Matt if you need anymore help send me a pm and you can call me. 

Andrew


----------



## bald9eagle (Mar 22, 2014)

Thanks Andrew. 

I've seen folks that inlay copper wire by cutting a bead and CA it in place and then turn it down (on bangles/pot call type turnings). I am just getting into trying some duck calls and wanted to add a little flair to them. My CA finishes suck right now (I lack patience) so being "different" is about the only way to catch someone's eye.


----------



## haddenhailers (Mar 22, 2014)

Matt I have a video up on YouTube if you need any other help with your ca let me know bub. 

Andrew


----------



## Cody Killgore (Mar 22, 2014)

It might be overkill, but I use West Systems G/flex to glue my knife handles on. IMO, this is about the best epoxy there is for this type of thing. Specifically made to bond hard-to-bond surfaces and made to be flexible to allow for expansion/contraction etc. Pretty long set time.
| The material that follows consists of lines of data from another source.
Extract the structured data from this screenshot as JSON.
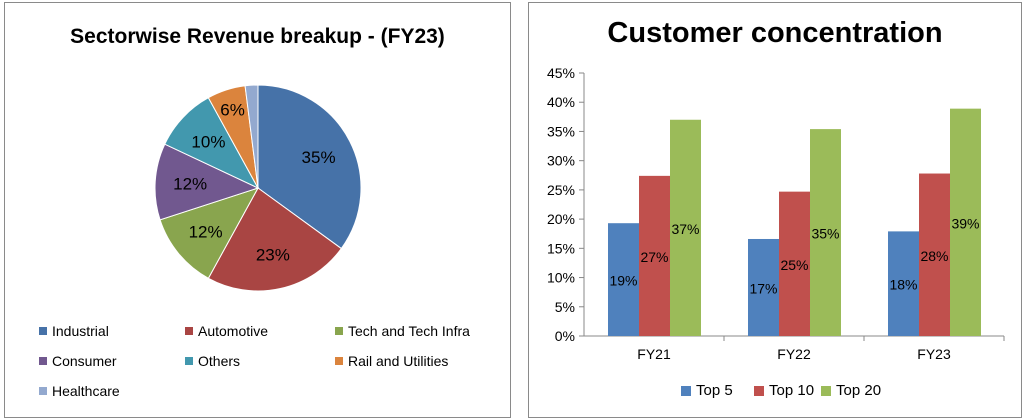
{
  "chart_data": [
    {
      "type": "pie",
      "title": "Sectorwise Revenue breakup - (FY23)",
      "slices": [
        {
          "name": "Industrial",
          "value": 35,
          "label": "35%",
          "color": "#4672a8"
        },
        {
          "name": "Automotive",
          "value": 23,
          "label": "23%",
          "color": "#a94543"
        },
        {
          "name": "Tech and Tech Infra",
          "value": 12,
          "label": "12%",
          "color": "#89a54e"
        },
        {
          "name": "Consumer",
          "value": 12,
          "label": "12%",
          "color": "#71588f"
        },
        {
          "name": "Others",
          "value": 10,
          "label": "10%",
          "color": "#4298ae"
        },
        {
          "name": "Rail and Utilities",
          "value": 6,
          "label": "6%",
          "color": "#db843d"
        },
        {
          "name": "Healthcare",
          "value": 2,
          "label": "",
          "color": "#93a9cf"
        }
      ],
      "legend": "bottom"
    },
    {
      "type": "bar",
      "title": "Customer concentration",
      "categories": [
        "FY21",
        "FY22",
        "FY23"
      ],
      "series": [
        {
          "name": "Top 5",
          "values": [
            19.3,
            16.6,
            17.9
          ],
          "labels": [
            "19%",
            "17%",
            "18%"
          ],
          "color": "#4f81bd"
        },
        {
          "name": "Top 10",
          "values": [
            27.4,
            24.7,
            27.8
          ],
          "labels": [
            "27%",
            "25%",
            "28%"
          ],
          "color": "#c0504d"
        },
        {
          "name": "Top 20",
          "values": [
            37.0,
            35.4,
            38.9
          ],
          "labels": [
            "37%",
            "35%",
            "39%"
          ],
          "color": "#9bbb59"
        }
      ],
      "ylim": [
        0,
        45
      ],
      "yticks": [
        "0%",
        "5%",
        "10%",
        "15%",
        "20%",
        "25%",
        "30%",
        "35%",
        "40%",
        "45%"
      ],
      "legend": "bottom"
    }
  ]
}
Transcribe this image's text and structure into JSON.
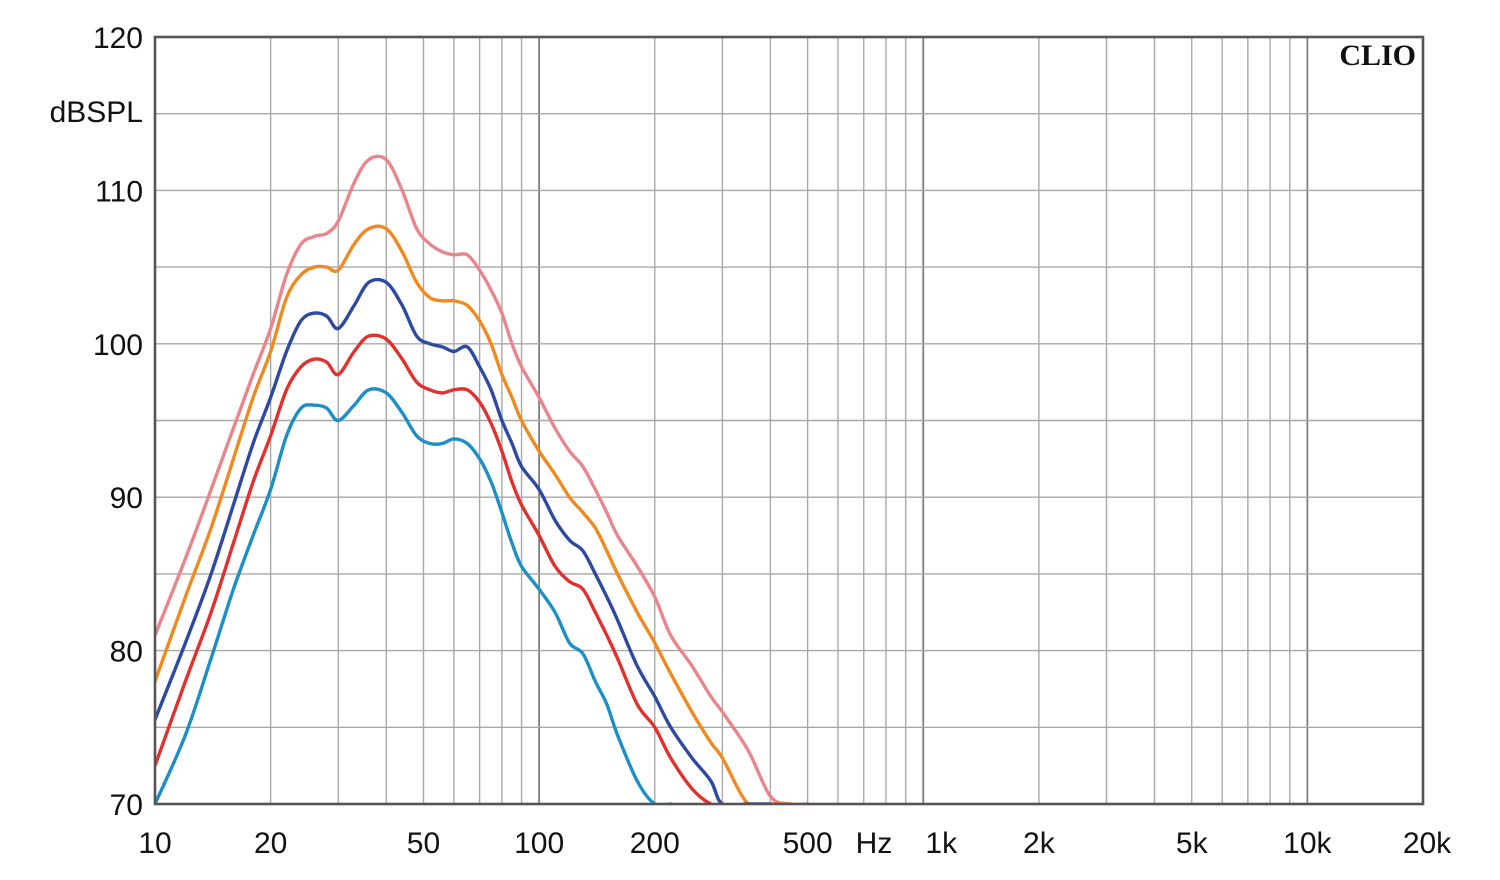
{
  "chart_data": {
    "type": "line",
    "brand": "CLIO",
    "ylabel": "dBSPL",
    "x_scale": "log",
    "xlim": [
      10,
      20000
    ],
    "ylim": [
      70,
      120
    ],
    "grid": true,
    "y_ticks": [
      {
        "value": 120,
        "label": "120"
      },
      {
        "value": 110,
        "label": "110"
      },
      {
        "value": 100,
        "label": "100"
      },
      {
        "value": 90,
        "label": "90"
      },
      {
        "value": 80,
        "label": "80"
      },
      {
        "value": 70,
        "label": "70"
      }
    ],
    "x_ticks": [
      {
        "value": 10,
        "label": "10"
      },
      {
        "value": 20,
        "label": "20"
      },
      {
        "value": 50,
        "label": "50"
      },
      {
        "value": 100,
        "label": "100"
      },
      {
        "value": 200,
        "label": "200"
      },
      {
        "value": 500,
        "label": "500"
      },
      {
        "value": 1000,
        "label": "1k"
      },
      {
        "value": 2000,
        "label": "2k"
      },
      {
        "value": 5000,
        "label": "5k"
      },
      {
        "value": 10000,
        "label": "10k"
      },
      {
        "value": 20000,
        "label": "20k"
      }
    ],
    "x_unit": "Hz",
    "series": [
      {
        "color": "#e8868b",
        "x": [
          10,
          12,
          14,
          16,
          18,
          20,
          22,
          24,
          26,
          28,
          30,
          33,
          36,
          40,
          44,
          48,
          52,
          56,
          60,
          65,
          70,
          75,
          80,
          85,
          90,
          100,
          110,
          120,
          130,
          140,
          150,
          160,
          180,
          200,
          220,
          250,
          280,
          300,
          350,
          400,
          450,
          500
        ],
        "y": [
          81,
          86,
          90.5,
          94.5,
          98,
          101,
          104.5,
          106.5,
          107,
          107.2,
          108,
          110.5,
          112,
          112,
          110,
          107.5,
          106.5,
          106,
          105.8,
          105.8,
          104.8,
          103.5,
          102,
          100,
          98.5,
          96.5,
          94.5,
          93,
          92,
          90.5,
          89,
          87.5,
          85.5,
          83.5,
          81,
          79,
          77,
          76,
          73.5,
          70.5,
          70,
          70
        ]
      },
      {
        "color": "#ef8a20",
        "x": [
          10,
          12,
          14,
          16,
          18,
          20,
          22,
          24,
          26,
          28,
          30,
          33,
          36,
          40,
          44,
          48,
          52,
          56,
          60,
          65,
          70,
          75,
          80,
          85,
          90,
          100,
          110,
          120,
          130,
          140,
          150,
          160,
          180,
          200,
          220,
          250,
          280,
          300,
          350,
          400,
          450
        ],
        "y": [
          78,
          83.5,
          88,
          92.5,
          96.5,
          99.5,
          103,
          104.5,
          105,
          105,
          104.8,
          106.5,
          107.5,
          107.5,
          106,
          104,
          103,
          102.8,
          102.8,
          102.5,
          101.5,
          100,
          98,
          96.5,
          95,
          93,
          91.5,
          90,
          89,
          88,
          86.5,
          85,
          82.5,
          80.5,
          78.5,
          76,
          74,
          73,
          70,
          70,
          70
        ]
      },
      {
        "color": "#2d4aa0",
        "x": [
          10,
          12,
          14,
          16,
          18,
          20,
          22,
          24,
          26,
          28,
          30,
          33,
          36,
          40,
          44,
          48,
          52,
          56,
          60,
          65,
          70,
          75,
          80,
          85,
          90,
          100,
          110,
          120,
          130,
          140,
          150,
          160,
          180,
          200,
          220,
          250,
          280,
          300,
          350,
          400
        ],
        "y": [
          75.5,
          80.5,
          85,
          89.5,
          93.5,
          96.5,
          99.5,
          101.5,
          102,
          101.8,
          101,
          102.5,
          104,
          104,
          102.5,
          100.5,
          100,
          99.8,
          99.5,
          99.8,
          98.5,
          97,
          95,
          93.5,
          92,
          90.5,
          88.5,
          87.2,
          86.5,
          85,
          83.5,
          82,
          79,
          77,
          75,
          73,
          71.5,
          70,
          70,
          70
        ]
      },
      {
        "color": "#e0312e",
        "x": [
          10,
          12,
          14,
          16,
          18,
          20,
          22,
          24,
          26,
          28,
          30,
          33,
          36,
          40,
          44,
          48,
          52,
          56,
          60,
          65,
          70,
          75,
          80,
          85,
          90,
          100,
          110,
          120,
          130,
          140,
          150,
          160,
          180,
          200,
          220,
          250,
          280,
          300
        ],
        "y": [
          72.5,
          78,
          82.5,
          87,
          91,
          94,
          97,
          98.5,
          99,
          98.8,
          98,
          99.5,
          100.5,
          100.3,
          99,
          97.5,
          97,
          96.8,
          97,
          97,
          96.2,
          94.8,
          93,
          91,
          89.5,
          87.5,
          85.5,
          84.5,
          84,
          82.5,
          81,
          79.5,
          76.5,
          75,
          73,
          71,
          70,
          70
        ]
      },
      {
        "color": "#1e8fc4",
        "x": [
          10,
          12,
          14,
          16,
          18,
          20,
          22,
          24,
          26,
          28,
          30,
          33,
          36,
          40,
          44,
          48,
          52,
          56,
          60,
          65,
          70,
          75,
          80,
          85,
          90,
          100,
          110,
          120,
          130,
          140,
          150,
          160,
          180,
          200,
          220
        ],
        "y": [
          70,
          74.5,
          79.5,
          84,
          87.5,
          90.5,
          94,
          95.8,
          96,
          95.8,
          95,
          96,
          97,
          96.8,
          95.5,
          94,
          93.5,
          93.5,
          93.8,
          93.5,
          92.5,
          91,
          89,
          87,
          85.5,
          84,
          82.5,
          80.5,
          79.8,
          78,
          76.5,
          74.5,
          71.5,
          70,
          70
        ]
      }
    ]
  }
}
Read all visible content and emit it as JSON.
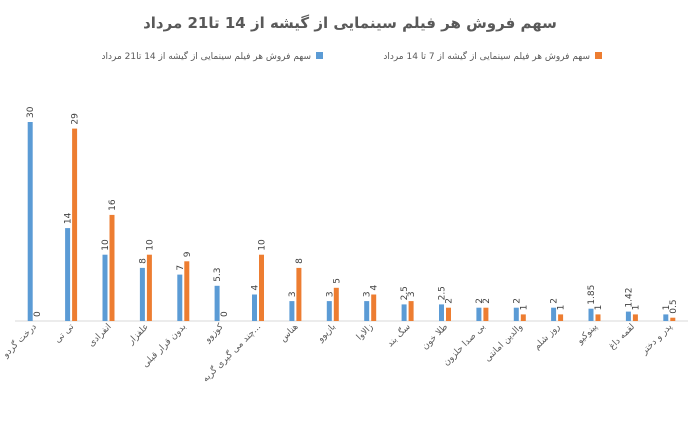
{
  "chart_data": {
    "type": "bar",
    "title": "سهم فروش هر فیلم سینمایی از گیشه از 14 تا21 مرداد",
    "xlabel": "",
    "ylabel": "",
    "ylim": [
      0,
      30
    ],
    "grid": false,
    "legend_position": "top",
    "categories": [
      "درخت گردو",
      "تی تی",
      "انفرادی",
      "علفزار",
      "بدون قرار قبلی",
      "کوزوو",
      "چند می گیری گریه...",
      "هناس",
      "بازیوو",
      "زالاوا",
      "سگ بند",
      "طلا خون",
      "بی صدا حلزون",
      "والدین امانتی",
      "روز شلم",
      "پینوکیو",
      "لقمه داغ",
      "پدر و دختر"
    ],
    "series": [
      {
        "name": "سهم فروش هر فیلم سینمایی از گیشه از 14 تا21 مرداد",
        "color": "#5B9BD5",
        "values": [
          30,
          14,
          10,
          8,
          7,
          5.3,
          4,
          3,
          3,
          3,
          2.5,
          2.5,
          2,
          2,
          2,
          1.85,
          1.42,
          1
        ],
        "labels": [
          "30",
          "14",
          "10",
          "8",
          "7",
          "5.3",
          "4",
          "3",
          "3",
          "3",
          "2.5",
          "2.5",
          "2",
          "2",
          "2",
          "1.85",
          "1.42",
          "1"
        ]
      },
      {
        "name": "سهم فروش هر فیلم سینمایی از گیشه از 7 تا 14 مرداد",
        "color": "#ED7D31",
        "values": [
          0,
          29,
          16,
          10,
          9,
          0,
          10,
          8,
          5,
          4,
          3,
          2,
          2,
          1,
          1,
          1,
          1,
          0.5
        ],
        "labels": [
          "0",
          "29",
          "16",
          "10",
          "9",
          "0",
          "10",
          "8",
          "5",
          "4",
          "3",
          "2",
          "2",
          "1",
          "1",
          "1",
          "1",
          "0.5"
        ]
      }
    ]
  }
}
Here's what I'm talking about.
http://www.westsystem.com/ss/g-flex-epoxy/

Reactions: Informative 1


----------



## Molokai (Dec 11, 2014)

Dont want to start a new thread.....
i want to glue two pieces of snakewood together. Should i use CA, wood glue or epoxy. Its for a bangle, so what will work best ?


----------



## DaveHawk (Jun 5, 2016)

I'd use west system , works for me.

Reactions: Like 1


----------